Delineia-se, por outro lado, um quadro de desaceleração da economia brasileira, em que a arrecadação tributária não poderá sustentar a alta vigorosa verificada nos últimos anos.
Por tudo isso, as autoridades federais deveriam adotar, já, algumas cautelas na política econômica.
No campo da política monetária, cabe avaliar com cuidado a intensidade do freio na atividade econômica imposto pela crise internacional, assim como o movimento das cotações das commodities e do câmbio. Aumentos adicionais da taxa de juros básica vão tornar-se menos recomendáveis, assim como poderá delinear-se, de maneira bem mais precoce, uma conjuntura em que passar a cortar a taxa Selic irá tornar-se obrigatório.
Problemas na circulação do dinheiro, na forma de crédito, na economia doméstica também vão exigir atuação rápida e incisiva do Banco Central. Medidas para estimular o fluxo de empréstimos principalmente entre os bancos, como a redução dos chamados depósitos compulsórios -a parcela dos recursos dos bancos retida no BC-, são cada vez mais prováveis.
Falta, contudo, uma alteração de rumo abrangente na política fiscal, que possa responder seja às novas exigências de apoio público, seja à perspectiva de piora na receita com os impostos.
No embalo de recordes sucessivos de arrecadação, os governos em geral - em particular o federal - têm sido pródigos no aumento de despesas de custeio, em especial na concessão de aumentos salariais. O pacote oferecido pelo presidente Lula a servidores federais em 2008, por exemplo, redundará numa despesa adicional e permanente de R$ 31 bilhões por ano.
Se tamanha lassidão fiscal já era condenável quando a economia do país atravessava um momento excepcionalmente favorável, mantê-la a partir de agora será um ato de irresponsabilidade atroz. A efetividade da política econômica para responder aos desafios gigantescos que esta crise pode erigir depende diretamente do peso das despesas de custeio no Orçamento.

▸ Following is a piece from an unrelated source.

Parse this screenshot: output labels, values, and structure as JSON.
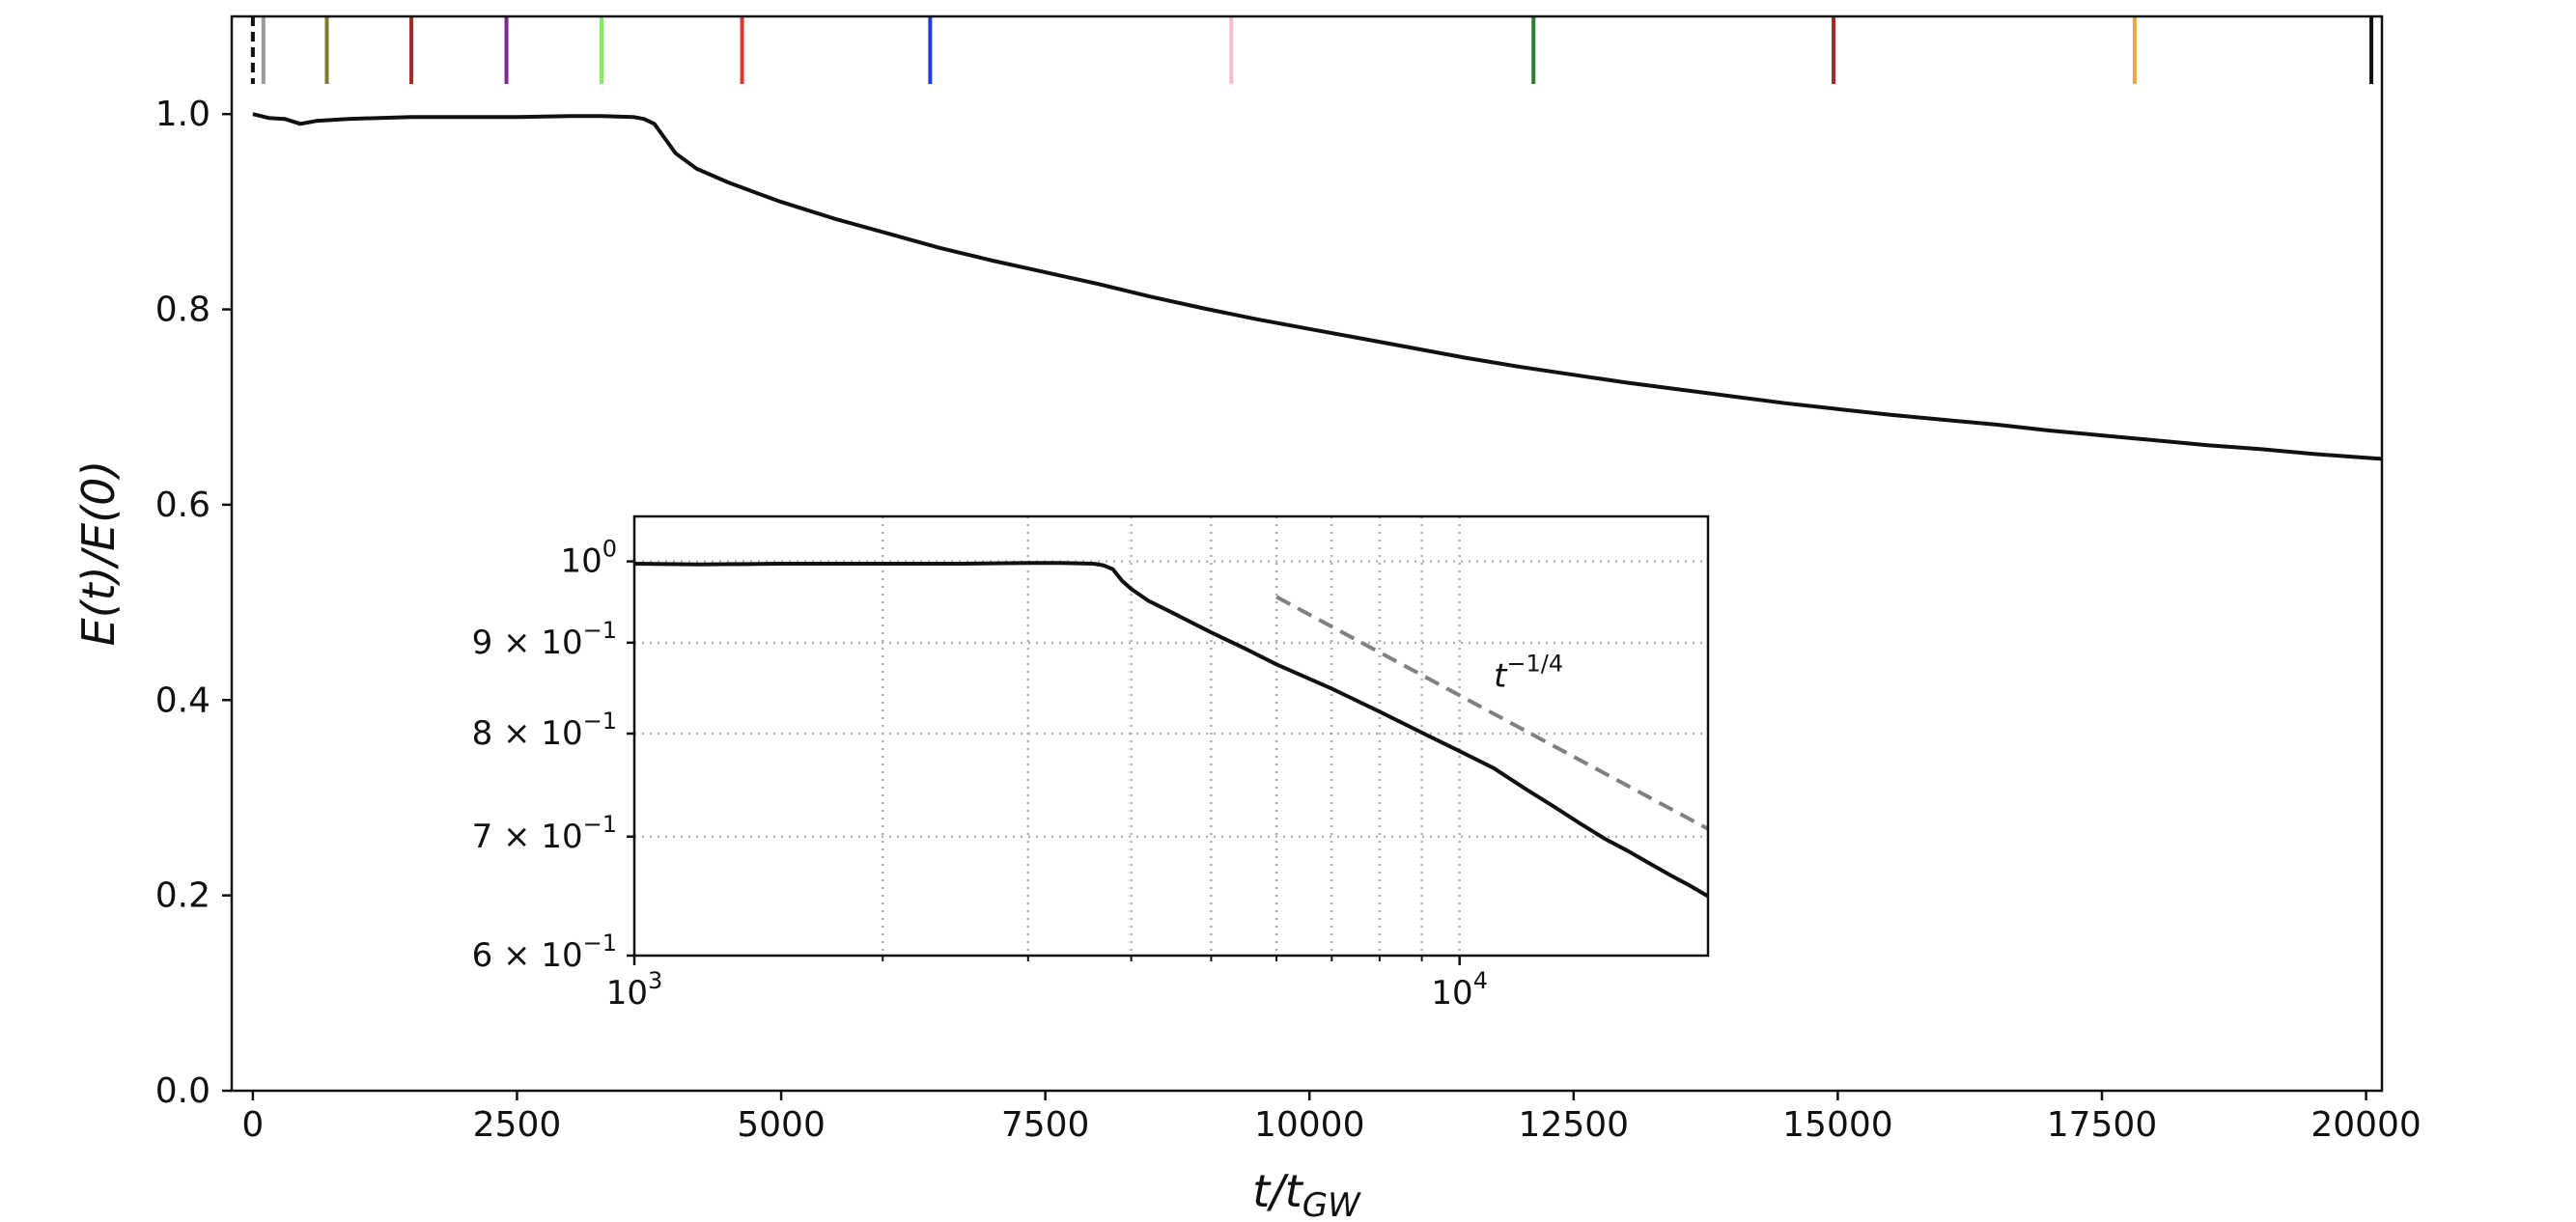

Quanto mais comprometido e enrijecido estiver o caixa do governo, menor será a sua capacidade de evitar, por exemplo, uma queda acentuada na taxa de investimento produtivo do país, uma perda abrupta de receitas com exportações ou uma deterioração no sistema financeiro.
Está esgotada a margem para fanfarronices fiscais. O cenário mudou -e exige realismo.